This CUDA kernel demonstrates how to calculate and optimize GPU occupancy using CUDA's occupancy API. Understanding occupancy is crucial for maximizing GPU performance and resource utilization.
The program calculates the occupancy of a simple kernel by determining how many active blocks can run per multiprocessor (SM). This information helps developers optimize their kernel configurations for better performance.
Occupancy is the ratio of active warps to the maximum number of warps supported on a multiprocessor. Higher occupancy doesn't always guarantee better performance, but it provides more opportunities to hide latency through context switching.

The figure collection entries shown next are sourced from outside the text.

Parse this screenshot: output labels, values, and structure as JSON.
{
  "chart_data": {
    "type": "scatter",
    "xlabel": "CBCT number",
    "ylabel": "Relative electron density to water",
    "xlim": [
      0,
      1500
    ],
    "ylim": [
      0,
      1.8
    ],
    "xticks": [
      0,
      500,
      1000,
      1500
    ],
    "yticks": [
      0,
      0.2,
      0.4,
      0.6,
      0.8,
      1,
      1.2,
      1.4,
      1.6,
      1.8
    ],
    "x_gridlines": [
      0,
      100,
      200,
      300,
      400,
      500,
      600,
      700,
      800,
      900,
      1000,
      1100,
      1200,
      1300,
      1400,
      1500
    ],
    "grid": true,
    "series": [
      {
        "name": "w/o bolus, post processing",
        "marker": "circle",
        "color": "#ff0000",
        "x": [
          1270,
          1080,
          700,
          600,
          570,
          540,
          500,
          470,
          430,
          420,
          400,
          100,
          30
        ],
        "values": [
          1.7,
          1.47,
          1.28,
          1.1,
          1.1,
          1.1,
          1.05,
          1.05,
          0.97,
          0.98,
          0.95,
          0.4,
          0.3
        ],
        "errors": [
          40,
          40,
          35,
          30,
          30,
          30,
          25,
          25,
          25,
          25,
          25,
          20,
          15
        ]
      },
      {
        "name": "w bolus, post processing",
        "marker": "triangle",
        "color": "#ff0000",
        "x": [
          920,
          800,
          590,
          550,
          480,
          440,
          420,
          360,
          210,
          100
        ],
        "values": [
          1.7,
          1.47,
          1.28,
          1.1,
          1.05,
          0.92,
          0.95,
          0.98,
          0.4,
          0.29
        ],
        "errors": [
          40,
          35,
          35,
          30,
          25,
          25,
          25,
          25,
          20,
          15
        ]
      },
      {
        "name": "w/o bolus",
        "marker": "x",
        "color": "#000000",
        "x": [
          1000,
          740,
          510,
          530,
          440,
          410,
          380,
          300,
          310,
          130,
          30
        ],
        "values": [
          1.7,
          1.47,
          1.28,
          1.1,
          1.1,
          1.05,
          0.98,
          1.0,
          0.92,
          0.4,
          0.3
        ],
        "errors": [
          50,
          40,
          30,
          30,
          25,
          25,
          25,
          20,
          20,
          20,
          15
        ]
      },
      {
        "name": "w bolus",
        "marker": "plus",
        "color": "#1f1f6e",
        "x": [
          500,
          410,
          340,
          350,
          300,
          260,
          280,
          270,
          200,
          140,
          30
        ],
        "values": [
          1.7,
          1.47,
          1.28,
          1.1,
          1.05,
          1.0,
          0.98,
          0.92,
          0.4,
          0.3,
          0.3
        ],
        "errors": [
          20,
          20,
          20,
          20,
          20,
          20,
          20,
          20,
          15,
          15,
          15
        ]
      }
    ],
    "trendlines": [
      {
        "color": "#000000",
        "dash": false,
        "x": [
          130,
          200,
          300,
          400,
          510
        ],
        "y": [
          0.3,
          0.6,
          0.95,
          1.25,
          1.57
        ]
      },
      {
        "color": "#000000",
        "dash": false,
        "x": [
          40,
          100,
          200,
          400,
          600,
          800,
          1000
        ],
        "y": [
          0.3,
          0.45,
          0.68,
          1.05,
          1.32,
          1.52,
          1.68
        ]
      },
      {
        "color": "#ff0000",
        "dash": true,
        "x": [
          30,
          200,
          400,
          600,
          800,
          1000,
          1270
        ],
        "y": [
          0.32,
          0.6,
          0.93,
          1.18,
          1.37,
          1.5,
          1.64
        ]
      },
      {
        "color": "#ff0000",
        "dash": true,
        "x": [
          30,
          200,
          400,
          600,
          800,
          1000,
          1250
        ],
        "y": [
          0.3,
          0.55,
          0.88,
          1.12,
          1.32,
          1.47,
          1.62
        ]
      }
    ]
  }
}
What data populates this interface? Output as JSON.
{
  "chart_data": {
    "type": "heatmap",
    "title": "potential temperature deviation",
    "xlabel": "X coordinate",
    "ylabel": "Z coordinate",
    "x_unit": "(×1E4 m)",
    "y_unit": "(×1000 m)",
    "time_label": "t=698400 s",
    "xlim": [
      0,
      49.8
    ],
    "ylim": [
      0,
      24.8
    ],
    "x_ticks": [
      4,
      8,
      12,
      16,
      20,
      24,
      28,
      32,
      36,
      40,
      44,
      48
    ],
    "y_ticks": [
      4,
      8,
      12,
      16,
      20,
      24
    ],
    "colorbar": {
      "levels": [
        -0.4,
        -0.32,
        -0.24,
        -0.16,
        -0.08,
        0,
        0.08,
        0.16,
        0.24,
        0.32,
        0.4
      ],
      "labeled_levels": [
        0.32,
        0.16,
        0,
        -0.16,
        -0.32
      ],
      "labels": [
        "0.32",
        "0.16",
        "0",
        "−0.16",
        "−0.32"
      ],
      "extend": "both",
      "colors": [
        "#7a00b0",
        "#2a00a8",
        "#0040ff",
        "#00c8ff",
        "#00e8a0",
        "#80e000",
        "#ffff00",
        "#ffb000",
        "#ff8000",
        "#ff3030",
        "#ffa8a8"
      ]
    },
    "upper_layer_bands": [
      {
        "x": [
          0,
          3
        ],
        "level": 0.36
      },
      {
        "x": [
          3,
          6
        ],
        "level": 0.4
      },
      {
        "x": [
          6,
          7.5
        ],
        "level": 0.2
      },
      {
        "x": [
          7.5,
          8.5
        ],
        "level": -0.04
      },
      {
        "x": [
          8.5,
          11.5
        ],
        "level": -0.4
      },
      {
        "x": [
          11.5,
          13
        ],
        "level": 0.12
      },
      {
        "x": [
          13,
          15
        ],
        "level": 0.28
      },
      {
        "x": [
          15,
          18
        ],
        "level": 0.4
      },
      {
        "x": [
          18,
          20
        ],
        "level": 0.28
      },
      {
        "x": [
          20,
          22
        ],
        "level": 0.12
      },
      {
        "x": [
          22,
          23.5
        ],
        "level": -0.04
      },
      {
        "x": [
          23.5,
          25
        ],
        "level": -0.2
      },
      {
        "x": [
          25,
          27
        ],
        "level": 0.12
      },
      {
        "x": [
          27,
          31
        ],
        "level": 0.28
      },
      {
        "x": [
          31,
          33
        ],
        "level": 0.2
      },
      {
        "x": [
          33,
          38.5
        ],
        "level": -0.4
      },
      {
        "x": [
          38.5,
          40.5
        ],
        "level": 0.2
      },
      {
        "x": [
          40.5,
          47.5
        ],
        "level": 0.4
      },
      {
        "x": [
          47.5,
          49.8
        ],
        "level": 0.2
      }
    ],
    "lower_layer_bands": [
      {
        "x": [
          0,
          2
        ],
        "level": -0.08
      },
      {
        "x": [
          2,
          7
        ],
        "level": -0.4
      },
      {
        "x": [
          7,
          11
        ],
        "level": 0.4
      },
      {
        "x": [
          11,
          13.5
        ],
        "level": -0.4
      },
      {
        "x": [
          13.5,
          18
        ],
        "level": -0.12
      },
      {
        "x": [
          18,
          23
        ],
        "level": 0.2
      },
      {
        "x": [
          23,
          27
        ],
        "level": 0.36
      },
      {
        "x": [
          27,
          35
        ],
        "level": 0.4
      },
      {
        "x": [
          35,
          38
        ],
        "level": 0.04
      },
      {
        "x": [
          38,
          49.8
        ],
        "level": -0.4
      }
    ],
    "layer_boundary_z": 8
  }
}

The kernel performs simple element-wise multiplication:
__global__ void MyKernel(int* d, int* a, int* b)
{
int idx = threadIdx.x + blockIdx.x * blockDim.x;
d[idx] = a[idx] * b[idx];
}The host code uses cudaOccupancyMaxActiveBlocksPerMultiprocessor() to determine:
- Maximum number of active blocks per SM for a given block size
- Resulting occupancy as a percentage of maximum possible warps
- Block Size: Number of threads per block (64 in this example)
- Active Blocks: Maximum blocks that can execute simultaneously on one SM
- Active Warps: Number of warps that can be active (numBlocks × blockSize / warpSize)
- Occupancy: Percentage of maximum warps that are active
Occupancy: 100%
This indicates the kernel configuration achieves maximum theoretical occupancy on the device.
Compile and run to see the occupancy percentage for your GPU:
nvcc kernel.cu -o occupancy
./occupancyThe program will display the occupancy percentage based on your GPU's capabilities.